Returning values from MatchResult
MatchResult<TResult> returns a value from each handler, making it ideal for functional-style response processing:
string message = showResponse.MatchResult<string>(
matchOk: static pet => $"Found: {pet.Name}",
matchDefault: static error => $"Error {error.Code}: {error.Message}");
Request validation
By default (ValidationMode.Basic), all parameters and bodies are validated before the HTTP call:
try
{
// Throws: limit > 100 violates the schema's "maximum: 100" constraint
await using ListPetsResponse _ = await client.ListPetsAsync(
limit: 200,
validationMode: ValidationMode.Detailed);
}
catch (ArgumentException ex)
{
// Detailed mode includes JSON Schema validation output showing exactly
// which constraint was violated
Console.WriteLine($"Validation failed: {ex.Message}");
}
Validation modes:
| Mode | Behaviour |
|---|---|
ValidationMode.Basic |
Validates parameters and bodies; throws on failure with a brief message |
ValidationMode.Detailed |
Same validation but includes full JSON Schema evaluation output in the exception |
ValidationMode.None |
Skips all validation — use for trusted inputs in performance-critical paths |
Running
dotnet build
dotnet run
The runnable recipe uses an in-memory IApiTransport so it produces deterministic console output without needing the fictional petstore.example.com host to exist. In production code, replace the demo transport with HttpClientTransport configured with your API server's base address, as shown in the transport setup section above.
Best Practices
- Use
u8literals for scalar parameters —petId: "abc"u8,name: "Fido"u8. The implicit conversions handle encoding and avoid UTF-16→UTF-8 transcoding. - Use
Builder.Create()for request bodies — it mirrors the schema properties and provides compile-time guidance. - Always
await usingresponses — they hold pooled memory that must be returned. - Prefer
MatchResultfor response handling — it ensures exhaustive coverage of all status codes defined in the spec. - Leave
validationModeatBasicfor development; considerNonefor production hot paths with trusted data. - Use
ValidationMode.Detailedduring debugging to get full JSON Schema diagnostic output.

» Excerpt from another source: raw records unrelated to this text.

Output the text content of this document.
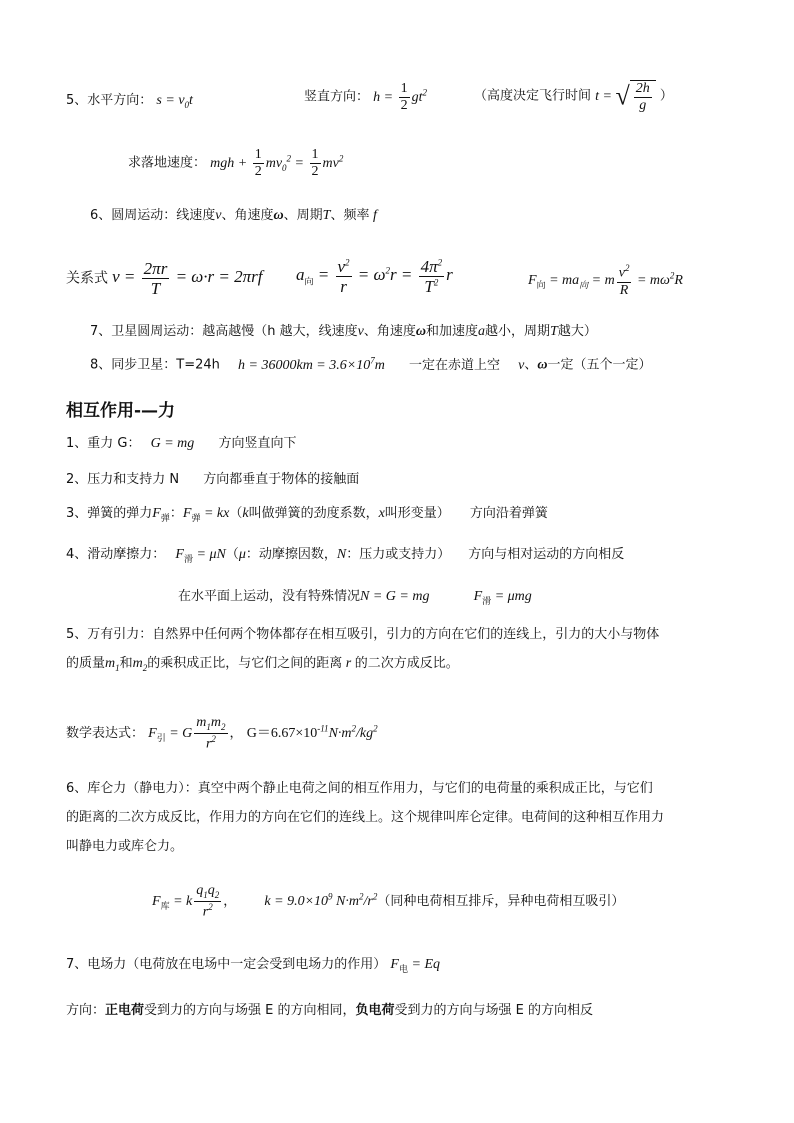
5、水平方向： $s = v_0t$	竖直方向： $h = \frac{1}{2} gt^2$	（高度决定飞行时间 t = √ $\frac{2h}{g}$ ）
求落地速度： mgh + $\frac{1}{2} mv_0^2 = \frac{1}{2} mv^2$
6、圆周运动：线速度v、角速度ω、周期T、频率 f
关系式 $v = \frac{2\pi r}{T} = \omega\cdot r = 2\pi rf$ $a_向 = \frac{v^2}{r} = \omega^2r = \frac{4\pi^2}{T^2}$ r	$F_向 = ma_向 = m \frac{v^2}{R} = m\omega^2R$
7、卫星圆周运动：越高越慢（h 越大，线速度v、角速度ω和加速度a越小，周期T越大）
8、同步卫星：T=24h $h = 36000km = 3.6\times 10^7m$ 一定在赤道上空 v、ω一定（五个一定）
相互作用-—力
1、重力 G： G = mg 方向竖直向下
2、压力和支持力 N 方向都垂直于物体的接触面
3、弹簧的弹力$F_弹$：$F_弹 = kx(k$叫做弹簧的劲度系数，x叫形变量） 方向沿着弹簧
4、滑动摩擦力： $F_滑 = \mu N(\mu$：动摩擦因数，N：压力或支持力） 方向与相对运动的方向相反
在水平面上运动，没有特殊情况N = G = mg	$F_滑 = \mu mg$
5、万有引力：自然界中任何两个物体都存在相互吸引，引力的方向在它们的连线上，引力的大小与物体
的质量$m_1$和$m_2$的乘积成正比，与它们之间的距离 r 的二次方成反比。
数学表达式： $F_引 = G \frac{m_1m_2}{r^2}$ ， $G=6.67\times 10^{-11}N\cdot m^2/kg^2$
6、库仑力（静电力）：真空中两个静止电荷之间的相互作用力，与它们的电荷量的乘积成正比，与它们
的距离的二次方成反比，作用力的方向在它们的连线上。这个规律叫库仑定律。电荷间的这种相互作用力
叫静电力或库仑力。
$F_库 = k \frac{q_1q_2}{r^2}$ ， $k = 9.0\times 10^9$ $N\cdot m^2/r^2$（同种电荷相互排斥，异种电荷相互吸引）
7、电场力（电荷放在电场中一定会受到电场力的作用） $F_电 = Eq$
方向：正电荷受到力的方向与场强 E 的方向相同，负电荷受到力的方向与场强 E 的方向相反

Lock File and Regeneration
The generator writes a corvusjson-openapi.lock file alongside the output. On subsequent runs, if the spec hasn't changed, generation is skipped automatically. Use --force to regenerate unconditionally.
The lock file records:
- A hash of the spec content
- The root namespace and client name settings
- Any filter patterns applied
This enables safe CI/CD integration — regeneration only happens when the spec actually changes.